Okay. Great. How much is mobility a part of the story now? And if it's If that, you know, obviously with the focus on respiratory side, if mobility becomes a smaller and smaller segment, what are the options for that business where maybe it stays strategic? I'm not sure.
Yeah, I mean, right now it's a very small percentage of the overall revenue. It's probably under 8% now considering the most recent transaction, but that's still a very robust business for us. as far as profitability and we are looking to expand that business and that we've actually just put some new processes in place and things and a lot of some different resources there to actually try to grow that side of the business.

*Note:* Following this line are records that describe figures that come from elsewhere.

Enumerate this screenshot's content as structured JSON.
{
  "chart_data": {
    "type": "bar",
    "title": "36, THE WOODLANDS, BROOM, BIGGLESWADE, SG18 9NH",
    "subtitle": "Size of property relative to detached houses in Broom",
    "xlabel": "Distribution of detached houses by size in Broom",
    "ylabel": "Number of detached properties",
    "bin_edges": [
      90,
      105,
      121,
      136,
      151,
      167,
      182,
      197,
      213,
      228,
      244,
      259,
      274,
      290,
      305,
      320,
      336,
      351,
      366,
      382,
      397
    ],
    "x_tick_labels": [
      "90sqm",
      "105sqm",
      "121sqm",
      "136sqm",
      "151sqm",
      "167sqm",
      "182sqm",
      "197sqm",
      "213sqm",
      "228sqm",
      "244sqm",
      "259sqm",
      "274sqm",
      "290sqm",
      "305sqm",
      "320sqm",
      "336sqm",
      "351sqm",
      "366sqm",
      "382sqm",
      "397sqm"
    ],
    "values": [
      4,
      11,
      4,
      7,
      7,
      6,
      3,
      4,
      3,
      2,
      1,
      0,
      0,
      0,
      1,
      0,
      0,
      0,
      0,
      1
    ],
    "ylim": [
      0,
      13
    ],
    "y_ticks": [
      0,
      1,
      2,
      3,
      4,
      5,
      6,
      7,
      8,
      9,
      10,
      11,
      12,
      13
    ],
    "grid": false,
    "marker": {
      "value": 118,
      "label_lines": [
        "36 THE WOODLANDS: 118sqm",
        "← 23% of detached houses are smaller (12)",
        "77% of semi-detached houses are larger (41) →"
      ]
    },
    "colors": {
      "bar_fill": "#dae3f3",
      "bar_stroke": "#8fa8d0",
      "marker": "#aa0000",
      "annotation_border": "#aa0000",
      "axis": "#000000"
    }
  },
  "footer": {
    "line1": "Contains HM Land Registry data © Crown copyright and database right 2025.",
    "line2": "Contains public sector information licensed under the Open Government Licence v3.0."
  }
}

Okay, thank you. Thank you.
This concludes the question and answer session. I would like to turn the conference back over to Greg Crawford for any closing remarks.
Thank you, operator, and thank you all for your participation today. As always, you can find us on the web at www.protechhomemedical, where we will be posting a transcript of this call and also our updated investor deck. On the site, you can also view some of the exciting products and developments discussed on this call. Thank you, and have a great day.
This concludes today's conference call. You may disconnect your lines. Thank you for participating and have a pleasant day.